I’m not sure I have too many thoughts to add on the issue. My Wi-Fi (wireless Ethernet) travels have been somewhat crippled by a laptop that currently refuses to recognize any PCMCIA card that requires an interrupt when running under Linux (and is generally becoming downright hostile to Linux in its old, semi-broken age—but that’s a story for another day). More to the point, short of war-driving, to my knowledge there isn’t much of a way to know where you can go and grab something to munch on while you take care of business via Wi-Fi. A few coffee shops in Ann Arbor advertised free Wi-Fi in the window, and the downtown Borders advertised T-Mobile’s service, but I only know that because I was walking around on foot and saw the signs. Not to mention that the one day I tried to use Wi-Fi in one of these establishments, the Internet access was out due to the after-effects of the Northeast power failure (the hot chocolate was good, but I wouldn’t have paid three bucks for it if I wasn’t getting some Wi-Fi too).

I do like the idea of malls installing wireless access, although I suspect the operators of most declining malls are so generally clueless that they won’t take advantage of it.

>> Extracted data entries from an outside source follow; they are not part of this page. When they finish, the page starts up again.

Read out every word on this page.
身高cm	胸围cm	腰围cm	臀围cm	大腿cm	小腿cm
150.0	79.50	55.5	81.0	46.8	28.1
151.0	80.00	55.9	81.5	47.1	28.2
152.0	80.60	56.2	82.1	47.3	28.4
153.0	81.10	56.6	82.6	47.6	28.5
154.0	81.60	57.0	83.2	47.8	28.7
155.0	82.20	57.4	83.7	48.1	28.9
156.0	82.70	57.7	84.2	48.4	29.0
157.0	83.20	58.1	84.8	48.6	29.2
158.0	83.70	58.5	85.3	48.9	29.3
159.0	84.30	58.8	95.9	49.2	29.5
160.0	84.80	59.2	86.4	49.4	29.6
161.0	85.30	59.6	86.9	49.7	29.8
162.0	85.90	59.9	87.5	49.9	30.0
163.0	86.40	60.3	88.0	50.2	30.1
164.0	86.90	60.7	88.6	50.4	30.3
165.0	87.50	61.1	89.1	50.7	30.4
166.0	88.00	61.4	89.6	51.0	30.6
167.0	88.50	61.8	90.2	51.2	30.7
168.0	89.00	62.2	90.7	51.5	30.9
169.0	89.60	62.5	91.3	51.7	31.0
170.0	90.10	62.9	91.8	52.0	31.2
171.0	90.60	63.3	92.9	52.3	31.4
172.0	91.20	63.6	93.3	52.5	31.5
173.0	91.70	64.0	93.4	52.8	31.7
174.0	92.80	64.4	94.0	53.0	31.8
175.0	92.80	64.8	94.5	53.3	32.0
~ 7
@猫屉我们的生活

And perhaps there is something to having Wi-Fi in the “fast casual” restaurant sector—restaurants like Fazoli’s and Steak ‘n Shake. But for now, here in the technological boonies such innovations seem very remote.

Steven at PoliBlog mentioned the wireless order-taking technology this morning too; that seems like the most promising direct business use of Wi-Fi at the moment, although similar (but less advanced) technology is already in widespread use by big retailers for inventory management, and has been for some time.

Joining the cult of TiVo

Justene Adamec, guesting at Dean’s World, has just been introduced into the glory that is TiVo. I’ll tell you, the month I spent without my TiVo in Michigan drove me positively batty, although it did have the slight benefit of making me watch a little bit less TV than I otherwise would have.